In November last, Greenpeace handed over the results of the survey and the clean-up guidelines to the Chief Minister, Digvijay Singh. Ms. Stringer says that Mr. Singh assured them that his Government would pursue the matter and look into cleaning up the site of the plant. However, a year later she finds that no steps have been taken and the poisons remain where they were.

Ms. Stringer points out that cleaning up the site is an extremely complex issue. For instance, the contaminated soil would have to be removed from the plant and treated. The process of ridding the soil of the toxics should not result in more contaminants being released into the atmosphere. Therefore, she says, Greenpeace strongly recommends a "closed-loop technology" that ensures that the toxics released in the clean-up process are contained.

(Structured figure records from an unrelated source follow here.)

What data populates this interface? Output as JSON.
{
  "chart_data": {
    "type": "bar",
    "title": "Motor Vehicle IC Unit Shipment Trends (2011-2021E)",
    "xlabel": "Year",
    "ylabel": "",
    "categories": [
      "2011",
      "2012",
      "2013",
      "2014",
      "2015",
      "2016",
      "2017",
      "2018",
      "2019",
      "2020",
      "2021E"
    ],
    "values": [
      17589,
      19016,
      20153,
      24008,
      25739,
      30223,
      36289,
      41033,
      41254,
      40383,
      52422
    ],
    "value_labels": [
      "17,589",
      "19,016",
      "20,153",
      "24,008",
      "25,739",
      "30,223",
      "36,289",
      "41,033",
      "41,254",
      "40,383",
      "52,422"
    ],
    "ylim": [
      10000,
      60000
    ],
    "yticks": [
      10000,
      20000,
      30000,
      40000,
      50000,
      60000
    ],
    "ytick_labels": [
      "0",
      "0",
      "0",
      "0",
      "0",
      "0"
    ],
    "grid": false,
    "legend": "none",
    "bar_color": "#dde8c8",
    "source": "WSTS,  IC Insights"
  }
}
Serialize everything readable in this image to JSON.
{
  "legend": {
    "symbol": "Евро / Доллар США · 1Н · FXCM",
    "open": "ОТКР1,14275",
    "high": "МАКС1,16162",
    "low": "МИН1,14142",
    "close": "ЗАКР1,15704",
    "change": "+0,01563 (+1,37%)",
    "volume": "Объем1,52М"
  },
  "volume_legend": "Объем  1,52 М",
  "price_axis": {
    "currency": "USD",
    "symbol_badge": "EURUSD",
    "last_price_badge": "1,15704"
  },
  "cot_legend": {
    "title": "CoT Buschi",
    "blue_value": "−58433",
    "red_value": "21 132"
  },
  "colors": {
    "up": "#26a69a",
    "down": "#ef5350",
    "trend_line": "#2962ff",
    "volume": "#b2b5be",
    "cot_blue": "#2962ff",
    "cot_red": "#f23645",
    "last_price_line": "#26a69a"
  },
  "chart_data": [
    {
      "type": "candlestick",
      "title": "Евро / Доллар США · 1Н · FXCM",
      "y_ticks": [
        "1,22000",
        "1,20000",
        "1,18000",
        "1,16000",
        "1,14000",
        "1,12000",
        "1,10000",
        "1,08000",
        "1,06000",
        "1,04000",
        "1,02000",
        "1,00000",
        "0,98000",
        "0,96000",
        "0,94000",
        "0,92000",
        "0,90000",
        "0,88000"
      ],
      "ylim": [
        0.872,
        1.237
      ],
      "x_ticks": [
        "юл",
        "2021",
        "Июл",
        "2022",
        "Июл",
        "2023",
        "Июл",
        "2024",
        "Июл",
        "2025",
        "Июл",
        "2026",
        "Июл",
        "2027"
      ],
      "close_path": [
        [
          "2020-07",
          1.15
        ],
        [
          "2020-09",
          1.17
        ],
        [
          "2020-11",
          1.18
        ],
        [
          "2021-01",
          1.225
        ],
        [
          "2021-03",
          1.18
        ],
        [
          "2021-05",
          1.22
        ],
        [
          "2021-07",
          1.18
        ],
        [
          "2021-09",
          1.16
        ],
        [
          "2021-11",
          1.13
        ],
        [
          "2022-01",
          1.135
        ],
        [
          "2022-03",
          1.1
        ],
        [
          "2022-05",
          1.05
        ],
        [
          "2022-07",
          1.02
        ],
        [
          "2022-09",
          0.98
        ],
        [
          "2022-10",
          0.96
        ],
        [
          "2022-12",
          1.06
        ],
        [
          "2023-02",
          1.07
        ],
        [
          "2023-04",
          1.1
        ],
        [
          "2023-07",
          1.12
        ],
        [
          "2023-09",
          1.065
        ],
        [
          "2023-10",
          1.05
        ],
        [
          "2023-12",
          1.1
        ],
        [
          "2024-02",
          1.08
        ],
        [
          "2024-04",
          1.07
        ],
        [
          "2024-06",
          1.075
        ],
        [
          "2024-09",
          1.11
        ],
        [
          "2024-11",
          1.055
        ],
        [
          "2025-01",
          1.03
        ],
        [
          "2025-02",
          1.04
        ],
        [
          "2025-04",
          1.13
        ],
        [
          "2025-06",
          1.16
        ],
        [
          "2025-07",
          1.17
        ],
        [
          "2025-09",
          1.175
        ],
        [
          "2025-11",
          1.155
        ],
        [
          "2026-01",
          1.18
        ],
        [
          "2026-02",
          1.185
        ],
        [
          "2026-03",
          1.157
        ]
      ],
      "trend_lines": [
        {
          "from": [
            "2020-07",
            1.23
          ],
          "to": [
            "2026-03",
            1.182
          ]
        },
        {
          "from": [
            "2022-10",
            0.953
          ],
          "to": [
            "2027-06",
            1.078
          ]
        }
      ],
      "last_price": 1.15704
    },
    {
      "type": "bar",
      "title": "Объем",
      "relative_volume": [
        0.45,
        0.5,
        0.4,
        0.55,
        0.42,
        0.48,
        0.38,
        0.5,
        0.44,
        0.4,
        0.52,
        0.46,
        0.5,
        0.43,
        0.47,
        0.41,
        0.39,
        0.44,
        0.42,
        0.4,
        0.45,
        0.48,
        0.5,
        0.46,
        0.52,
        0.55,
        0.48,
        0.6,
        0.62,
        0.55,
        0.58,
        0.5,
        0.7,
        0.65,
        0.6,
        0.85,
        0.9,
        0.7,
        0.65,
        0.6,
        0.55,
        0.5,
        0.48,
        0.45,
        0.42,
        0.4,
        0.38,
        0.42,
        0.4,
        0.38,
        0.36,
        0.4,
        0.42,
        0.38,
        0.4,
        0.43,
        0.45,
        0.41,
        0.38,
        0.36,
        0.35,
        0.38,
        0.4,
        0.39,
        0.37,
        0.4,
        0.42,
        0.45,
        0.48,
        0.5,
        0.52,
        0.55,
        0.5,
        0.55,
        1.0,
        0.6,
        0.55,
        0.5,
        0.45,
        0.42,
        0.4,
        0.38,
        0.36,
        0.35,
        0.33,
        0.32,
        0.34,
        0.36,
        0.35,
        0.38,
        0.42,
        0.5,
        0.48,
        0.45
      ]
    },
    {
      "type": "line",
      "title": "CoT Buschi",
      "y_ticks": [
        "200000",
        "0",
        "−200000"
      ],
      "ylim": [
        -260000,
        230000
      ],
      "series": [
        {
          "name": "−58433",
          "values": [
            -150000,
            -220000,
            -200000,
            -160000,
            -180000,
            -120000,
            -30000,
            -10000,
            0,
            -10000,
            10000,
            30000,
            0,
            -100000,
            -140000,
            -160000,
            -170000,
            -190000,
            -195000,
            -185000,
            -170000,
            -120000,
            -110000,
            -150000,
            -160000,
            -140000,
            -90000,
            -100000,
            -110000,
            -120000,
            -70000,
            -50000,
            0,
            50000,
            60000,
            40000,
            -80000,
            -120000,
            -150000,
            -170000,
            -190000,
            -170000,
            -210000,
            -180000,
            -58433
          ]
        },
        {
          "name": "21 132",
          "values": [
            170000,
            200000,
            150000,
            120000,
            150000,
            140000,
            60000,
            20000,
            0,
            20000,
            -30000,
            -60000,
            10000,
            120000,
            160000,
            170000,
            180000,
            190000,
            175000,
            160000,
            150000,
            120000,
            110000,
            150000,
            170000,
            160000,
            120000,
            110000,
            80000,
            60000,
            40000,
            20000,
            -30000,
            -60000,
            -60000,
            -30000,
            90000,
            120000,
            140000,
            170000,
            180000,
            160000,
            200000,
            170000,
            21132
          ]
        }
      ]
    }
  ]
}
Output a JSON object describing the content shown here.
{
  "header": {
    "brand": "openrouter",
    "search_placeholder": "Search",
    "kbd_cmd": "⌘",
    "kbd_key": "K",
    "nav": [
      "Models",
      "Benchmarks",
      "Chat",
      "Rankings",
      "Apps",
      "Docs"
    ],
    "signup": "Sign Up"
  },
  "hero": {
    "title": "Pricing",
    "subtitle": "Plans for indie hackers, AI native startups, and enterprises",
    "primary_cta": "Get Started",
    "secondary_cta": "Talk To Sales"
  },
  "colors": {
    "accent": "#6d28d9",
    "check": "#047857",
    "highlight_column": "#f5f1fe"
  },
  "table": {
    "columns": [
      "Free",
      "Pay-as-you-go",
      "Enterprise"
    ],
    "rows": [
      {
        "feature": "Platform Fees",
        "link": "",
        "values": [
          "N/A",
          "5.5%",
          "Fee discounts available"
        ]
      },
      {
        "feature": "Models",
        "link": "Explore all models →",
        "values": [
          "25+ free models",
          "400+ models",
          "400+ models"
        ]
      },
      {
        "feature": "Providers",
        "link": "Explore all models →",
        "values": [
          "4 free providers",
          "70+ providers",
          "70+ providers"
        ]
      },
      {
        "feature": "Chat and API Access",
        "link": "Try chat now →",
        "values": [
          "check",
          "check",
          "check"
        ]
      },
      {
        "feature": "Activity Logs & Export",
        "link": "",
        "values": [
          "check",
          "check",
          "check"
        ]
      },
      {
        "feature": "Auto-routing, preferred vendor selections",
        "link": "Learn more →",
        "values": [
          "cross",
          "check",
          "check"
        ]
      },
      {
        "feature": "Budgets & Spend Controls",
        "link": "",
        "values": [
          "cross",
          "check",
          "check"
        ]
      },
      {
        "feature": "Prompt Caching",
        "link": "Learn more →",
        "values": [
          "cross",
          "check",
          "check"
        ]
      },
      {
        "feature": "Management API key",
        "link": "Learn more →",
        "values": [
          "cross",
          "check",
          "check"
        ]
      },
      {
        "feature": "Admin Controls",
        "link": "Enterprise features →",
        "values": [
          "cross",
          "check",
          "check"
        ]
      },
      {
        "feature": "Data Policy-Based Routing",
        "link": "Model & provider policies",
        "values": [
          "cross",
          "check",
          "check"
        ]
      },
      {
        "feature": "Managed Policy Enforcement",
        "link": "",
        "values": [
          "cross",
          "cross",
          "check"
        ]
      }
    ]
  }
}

Ideally, she says, the toxic waste from the Bhopal plant should be removed and shipped to the United States or some other industrialised country. This would be cheaper than setting up a toxic waste processing facility in Bhopal. And, the costs, which could be anywhere in the range of $200,000 or more, should be met by Dow Chemicals, which took over Union Carbide in 2001. The latter, however, refuses to acknowledge its liability in this instance.